Philips Momentum 27″ 278M1R
The new, more desktop-friendly sized Momentum, is this 4k 27″ IPS display.
- 3840×2160 @ 60 Hz
- 350 cd/m2 max brightness (HDR Ready)
- 2 x 5W speakers, DTS audio enhancement
In comparison to the 55″ display, there are a lot of features missing that could have elevated this display above its competitors. This is a monitor aimed at console users, but with the new consoles just months away, it’s lacking the desirable future-proofing you may be looking for.
Let’s start with the positives. The Momentum range still provide beautiful picture quality, supporting a wide-colour gamut and highly accurate colours (105% sRGB, 89% Adobe RGB). Excellent build quality and panel uniformity from Philips monitors means you should never discount them when you search for a new monitor.
There’s a whole host of user-friendly features, too, like multiple USB ports (including an upstream port and 4 downstream ports inc. 2 x fast charge). Ambiglow also makes an appearance on this monitor, upgraded from the previous Momentum. Where it used to only be a discrete down-firing implementation, the new Ambiglow is a four-sided surround to the display, bathing the outside of your monitor in a beautiful, reactive glow.
IPS displays provide the best balance between bright, colourful images and super-fast response times. In contrast to VA panels, they may not have the same low light performance, as the VA panels have IPS beat when it comes to black levels, but the speedy response rate is desirable in a gaming monitor.
The included speakers, at only 5w, are unlikely to produce anywhere near the quality of the 55″ panel and its integrated soundbar, but when more and more manufacturers don’t add any speakers whatsoever, they’re useful in a pinch.
As with all low-brightness screens, the HDR claims are a little disingenuous. At only 350 cd/m2, you’re not going to get that bright, vivid pop you get from HDR 1000 or even HDR 600 panels. What you do get though, is a wider colour gamut and beautifully vivid colours. Although it is not the best that HDR has to offer, it’s still a major improvement over normal SDR content.
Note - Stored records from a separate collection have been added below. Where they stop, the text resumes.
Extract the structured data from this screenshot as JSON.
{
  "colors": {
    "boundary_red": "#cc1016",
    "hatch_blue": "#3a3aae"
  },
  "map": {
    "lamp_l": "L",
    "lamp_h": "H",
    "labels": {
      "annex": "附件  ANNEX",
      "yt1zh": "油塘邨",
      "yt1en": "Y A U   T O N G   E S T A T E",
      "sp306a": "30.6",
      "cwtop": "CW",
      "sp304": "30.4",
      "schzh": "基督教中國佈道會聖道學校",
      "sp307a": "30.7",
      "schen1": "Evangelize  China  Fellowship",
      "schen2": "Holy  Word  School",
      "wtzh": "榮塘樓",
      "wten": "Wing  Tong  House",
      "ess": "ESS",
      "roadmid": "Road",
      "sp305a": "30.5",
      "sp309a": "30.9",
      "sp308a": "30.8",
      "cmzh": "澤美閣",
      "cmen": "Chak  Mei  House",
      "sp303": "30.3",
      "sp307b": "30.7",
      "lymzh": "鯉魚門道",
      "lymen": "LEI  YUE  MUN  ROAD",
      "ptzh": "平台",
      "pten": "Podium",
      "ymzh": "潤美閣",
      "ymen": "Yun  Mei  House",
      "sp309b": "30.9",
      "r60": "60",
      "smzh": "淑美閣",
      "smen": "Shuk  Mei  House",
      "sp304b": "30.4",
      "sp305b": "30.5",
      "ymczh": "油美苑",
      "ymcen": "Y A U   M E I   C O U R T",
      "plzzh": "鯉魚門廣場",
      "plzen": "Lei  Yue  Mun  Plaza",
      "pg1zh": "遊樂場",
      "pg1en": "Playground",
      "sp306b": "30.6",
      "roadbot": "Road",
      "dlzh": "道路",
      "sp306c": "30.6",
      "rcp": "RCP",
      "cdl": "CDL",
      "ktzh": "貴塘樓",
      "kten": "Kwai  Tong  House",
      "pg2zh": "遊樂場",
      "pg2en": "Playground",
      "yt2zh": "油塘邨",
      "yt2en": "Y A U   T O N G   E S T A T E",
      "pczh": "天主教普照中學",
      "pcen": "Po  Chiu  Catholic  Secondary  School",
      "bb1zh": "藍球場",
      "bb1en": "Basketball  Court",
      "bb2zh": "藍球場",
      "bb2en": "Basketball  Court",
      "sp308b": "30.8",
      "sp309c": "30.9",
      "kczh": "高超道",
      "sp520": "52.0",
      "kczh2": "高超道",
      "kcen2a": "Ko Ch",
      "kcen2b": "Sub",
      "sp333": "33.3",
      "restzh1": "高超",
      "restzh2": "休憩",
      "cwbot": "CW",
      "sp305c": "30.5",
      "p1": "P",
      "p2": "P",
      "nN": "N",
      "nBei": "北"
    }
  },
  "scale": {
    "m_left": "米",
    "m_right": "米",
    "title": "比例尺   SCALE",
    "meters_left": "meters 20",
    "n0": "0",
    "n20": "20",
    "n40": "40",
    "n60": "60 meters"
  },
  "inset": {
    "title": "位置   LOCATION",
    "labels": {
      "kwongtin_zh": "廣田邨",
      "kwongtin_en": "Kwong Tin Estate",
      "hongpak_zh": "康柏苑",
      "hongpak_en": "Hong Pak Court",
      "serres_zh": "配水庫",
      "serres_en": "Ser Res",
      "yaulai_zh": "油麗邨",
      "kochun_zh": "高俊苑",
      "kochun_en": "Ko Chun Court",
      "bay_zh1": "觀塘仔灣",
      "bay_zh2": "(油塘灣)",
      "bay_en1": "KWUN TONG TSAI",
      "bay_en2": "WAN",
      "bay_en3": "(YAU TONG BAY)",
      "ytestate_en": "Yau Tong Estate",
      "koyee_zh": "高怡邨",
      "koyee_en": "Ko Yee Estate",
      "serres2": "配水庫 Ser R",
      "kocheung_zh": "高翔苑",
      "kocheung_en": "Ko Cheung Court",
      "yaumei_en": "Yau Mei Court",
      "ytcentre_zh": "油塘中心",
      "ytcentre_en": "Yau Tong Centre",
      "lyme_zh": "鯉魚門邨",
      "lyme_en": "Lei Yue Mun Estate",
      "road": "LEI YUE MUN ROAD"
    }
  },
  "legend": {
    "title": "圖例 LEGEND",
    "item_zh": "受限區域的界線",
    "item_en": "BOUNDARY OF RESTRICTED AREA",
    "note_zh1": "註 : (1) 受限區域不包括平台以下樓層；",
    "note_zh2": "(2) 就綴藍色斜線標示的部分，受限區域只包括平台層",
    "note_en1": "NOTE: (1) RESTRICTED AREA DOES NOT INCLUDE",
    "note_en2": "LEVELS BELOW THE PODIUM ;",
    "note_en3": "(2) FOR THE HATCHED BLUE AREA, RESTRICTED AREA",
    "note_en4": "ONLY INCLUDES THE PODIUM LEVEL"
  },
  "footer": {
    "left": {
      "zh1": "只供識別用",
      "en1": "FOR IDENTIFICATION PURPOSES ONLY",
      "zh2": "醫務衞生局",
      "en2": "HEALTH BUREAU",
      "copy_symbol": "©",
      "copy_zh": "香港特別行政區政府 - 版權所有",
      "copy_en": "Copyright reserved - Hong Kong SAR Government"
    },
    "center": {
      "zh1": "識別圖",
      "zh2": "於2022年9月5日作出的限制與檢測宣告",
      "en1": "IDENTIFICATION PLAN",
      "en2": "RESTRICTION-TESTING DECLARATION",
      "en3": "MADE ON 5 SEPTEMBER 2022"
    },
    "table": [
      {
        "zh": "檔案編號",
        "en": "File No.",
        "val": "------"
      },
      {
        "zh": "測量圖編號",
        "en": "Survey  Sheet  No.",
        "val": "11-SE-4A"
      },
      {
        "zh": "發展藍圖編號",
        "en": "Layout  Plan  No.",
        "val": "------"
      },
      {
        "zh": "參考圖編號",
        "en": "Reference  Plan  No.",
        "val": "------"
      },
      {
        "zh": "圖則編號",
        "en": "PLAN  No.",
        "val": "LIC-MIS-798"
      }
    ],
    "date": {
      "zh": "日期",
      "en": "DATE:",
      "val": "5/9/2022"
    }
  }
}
We’ve seen reports that the 27″ panel supports 120Hz, but the official product listing only states 4k60 as the maximum supported resolution. Now, this could be like the 55″ panel and only be available via DisplayPort, but again, with HDMI 2.1 allowing 4k120Hz displays, anyone looking for a new display for the next-gen gaming systems from Sony and Microsoft should consider this. Again, we’ve reached out to Philips for clarification and will update accordingly.
Update: It has now been confirmed that the 27″ monitor is indeed capped at 4k60. It’s worth mentioning that the Momentum is expected to be priced very reasonably, so the omission of 4k120 is understandable at the very competitive price point.
For me, the 55″ model is the one I’m eyeballing when you consider next-gen gaming. It offers standout features that will add genuine value to the experience. HDR 1000 offers a major improvement to picture quality if implemented well, and combined with FreeSync Premium Pro will offer picture quality and low latency that TVs struggle to match. The integrated soundbar is the icing on the cake and is something even expensive TVs drop the ball on nowadays.
The 27″ panel also looks superb, but it’s up against a lot of competition in that screen size. We’ll have to wait for a review unit before we can safely say whether it’s worth upgrading to, but given our experience of previous Philips monitors, we’re confident that it’s going to be a great monitor. Whether we can recommend it for next-gen console gaming will all depend on whether HDR performance is up to scratch, as this is a key feature of next-gen consoles.